A steel wire 40 m long is suspended between two fixed points 20 m apart. A force of 375 pulls the wire down at a point 15 m from one end of the wire. State the tension in each part of the wire.

2. Originally Posted by skeske1234
A steel wire 40 m long is suspended between two fixed points 20 m apart. A force of 375 pulls the wire down at a point 15 m from one end of the wire. State the tension in each part of the wire.
Try drawing a diagram . I got a right angled triangle with horizontal length 20 , vertical length 15 and hypothenus 25 .

The force is pulling downwards from the end of the vertical side .

There will be 2 tensions , T1 and T2 .

T1 will be 375 N .

Resolve T2 vertically T2cos53.13 = 375 , T2=625 N

You can get 53.13 by doing some trigo .

I am not entirely sure with my answers though .

375 N, 0 N...........
and is the 40 m not significant in part of the drawing?
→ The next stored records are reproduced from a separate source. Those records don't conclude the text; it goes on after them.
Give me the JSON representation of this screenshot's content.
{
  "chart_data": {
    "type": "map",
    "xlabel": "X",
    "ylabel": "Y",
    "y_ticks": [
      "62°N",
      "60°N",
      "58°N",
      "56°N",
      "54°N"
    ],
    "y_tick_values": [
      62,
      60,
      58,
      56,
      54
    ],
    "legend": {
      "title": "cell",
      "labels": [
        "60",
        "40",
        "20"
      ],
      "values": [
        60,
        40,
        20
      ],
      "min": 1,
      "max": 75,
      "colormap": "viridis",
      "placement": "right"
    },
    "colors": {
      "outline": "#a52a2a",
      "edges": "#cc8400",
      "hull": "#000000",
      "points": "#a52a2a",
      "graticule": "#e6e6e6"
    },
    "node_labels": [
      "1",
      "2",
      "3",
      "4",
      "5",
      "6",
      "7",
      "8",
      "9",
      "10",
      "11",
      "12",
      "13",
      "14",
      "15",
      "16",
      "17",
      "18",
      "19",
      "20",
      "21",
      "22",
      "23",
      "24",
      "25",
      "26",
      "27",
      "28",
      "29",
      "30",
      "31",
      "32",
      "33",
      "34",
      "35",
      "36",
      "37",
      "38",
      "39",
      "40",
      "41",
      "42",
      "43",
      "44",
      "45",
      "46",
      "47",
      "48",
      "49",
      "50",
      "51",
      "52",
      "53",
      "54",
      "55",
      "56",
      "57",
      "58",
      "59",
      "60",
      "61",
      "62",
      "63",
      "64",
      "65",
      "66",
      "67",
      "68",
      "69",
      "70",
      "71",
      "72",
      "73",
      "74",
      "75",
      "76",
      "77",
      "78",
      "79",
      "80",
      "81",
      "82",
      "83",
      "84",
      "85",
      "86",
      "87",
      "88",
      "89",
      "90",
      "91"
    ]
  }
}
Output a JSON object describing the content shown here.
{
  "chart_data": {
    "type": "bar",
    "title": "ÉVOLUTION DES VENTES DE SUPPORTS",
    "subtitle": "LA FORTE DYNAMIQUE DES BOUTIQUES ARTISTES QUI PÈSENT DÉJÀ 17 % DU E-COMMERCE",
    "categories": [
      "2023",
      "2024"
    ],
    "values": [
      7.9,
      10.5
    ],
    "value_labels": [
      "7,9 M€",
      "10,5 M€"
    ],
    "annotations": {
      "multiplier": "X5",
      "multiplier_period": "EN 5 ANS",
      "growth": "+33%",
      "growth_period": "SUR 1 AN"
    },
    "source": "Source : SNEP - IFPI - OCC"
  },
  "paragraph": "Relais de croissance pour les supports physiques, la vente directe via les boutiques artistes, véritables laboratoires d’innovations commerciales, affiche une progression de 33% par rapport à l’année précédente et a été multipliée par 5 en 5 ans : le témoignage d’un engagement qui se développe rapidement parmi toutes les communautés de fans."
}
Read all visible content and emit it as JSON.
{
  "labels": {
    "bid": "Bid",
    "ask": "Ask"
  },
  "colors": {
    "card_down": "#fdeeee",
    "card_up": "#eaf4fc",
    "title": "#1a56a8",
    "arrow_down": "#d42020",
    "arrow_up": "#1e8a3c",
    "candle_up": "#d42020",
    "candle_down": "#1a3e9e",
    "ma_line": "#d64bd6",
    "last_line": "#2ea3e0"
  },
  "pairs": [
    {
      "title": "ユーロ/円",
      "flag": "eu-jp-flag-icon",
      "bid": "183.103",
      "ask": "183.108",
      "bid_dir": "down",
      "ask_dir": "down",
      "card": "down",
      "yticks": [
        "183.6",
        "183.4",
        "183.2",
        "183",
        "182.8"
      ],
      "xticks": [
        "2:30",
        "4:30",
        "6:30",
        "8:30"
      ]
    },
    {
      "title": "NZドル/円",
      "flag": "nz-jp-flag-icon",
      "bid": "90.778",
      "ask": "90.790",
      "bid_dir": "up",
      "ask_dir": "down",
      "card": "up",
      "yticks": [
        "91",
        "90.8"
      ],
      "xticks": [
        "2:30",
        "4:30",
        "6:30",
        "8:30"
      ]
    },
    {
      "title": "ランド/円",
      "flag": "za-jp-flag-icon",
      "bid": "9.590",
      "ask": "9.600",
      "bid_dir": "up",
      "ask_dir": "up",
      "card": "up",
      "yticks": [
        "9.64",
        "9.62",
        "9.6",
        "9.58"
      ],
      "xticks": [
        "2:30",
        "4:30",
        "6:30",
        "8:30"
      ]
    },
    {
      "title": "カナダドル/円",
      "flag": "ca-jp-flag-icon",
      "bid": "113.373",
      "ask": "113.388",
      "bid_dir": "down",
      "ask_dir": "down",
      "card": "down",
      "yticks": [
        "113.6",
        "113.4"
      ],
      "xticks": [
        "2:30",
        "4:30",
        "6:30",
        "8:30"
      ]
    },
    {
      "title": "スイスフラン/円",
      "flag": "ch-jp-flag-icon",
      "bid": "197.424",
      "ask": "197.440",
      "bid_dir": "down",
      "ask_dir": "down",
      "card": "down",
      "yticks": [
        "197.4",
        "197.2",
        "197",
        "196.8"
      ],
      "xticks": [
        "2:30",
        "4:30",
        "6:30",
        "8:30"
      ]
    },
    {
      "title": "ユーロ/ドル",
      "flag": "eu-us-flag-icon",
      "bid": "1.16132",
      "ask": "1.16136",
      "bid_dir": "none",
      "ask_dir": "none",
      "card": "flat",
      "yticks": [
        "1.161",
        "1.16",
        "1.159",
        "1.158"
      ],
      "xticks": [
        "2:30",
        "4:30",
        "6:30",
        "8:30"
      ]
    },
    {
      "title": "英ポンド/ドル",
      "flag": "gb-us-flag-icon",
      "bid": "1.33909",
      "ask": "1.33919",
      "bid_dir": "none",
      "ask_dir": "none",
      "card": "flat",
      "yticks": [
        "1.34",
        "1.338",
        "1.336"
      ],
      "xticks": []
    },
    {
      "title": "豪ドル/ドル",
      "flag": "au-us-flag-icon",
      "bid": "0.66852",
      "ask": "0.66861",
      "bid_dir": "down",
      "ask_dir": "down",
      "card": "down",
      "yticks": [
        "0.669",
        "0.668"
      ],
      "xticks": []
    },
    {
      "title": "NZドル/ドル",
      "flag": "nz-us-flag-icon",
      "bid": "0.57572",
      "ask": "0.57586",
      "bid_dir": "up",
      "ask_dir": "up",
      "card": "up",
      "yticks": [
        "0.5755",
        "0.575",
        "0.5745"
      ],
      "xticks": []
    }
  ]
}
4. Originally Posted by skeske1234

375 N, 0 N...........
and is the 40 m not significant in part of the drawing?
I don see how the tension is 0 N . The wire of 40 m is divided into 2 parts
25m and 15 m ( where the pulling force is ) .

I don see how the tension is 0 N . The wire of 40 m is divided into 2 parts
25m and 15 m ( where the pulling force is ) .
Thanks! I was interpreting this as 15 m measured along the 20 m distance, but then I couldn't find the lengths of the sides!

skeske1234, this gives a triangle with sides of lengths 25, 15, and 20. Since $15^2+ 20^2= 25^2$ this triangle satisfies the Pythagorean theorem and, as mathaddict said before, is a right triangle.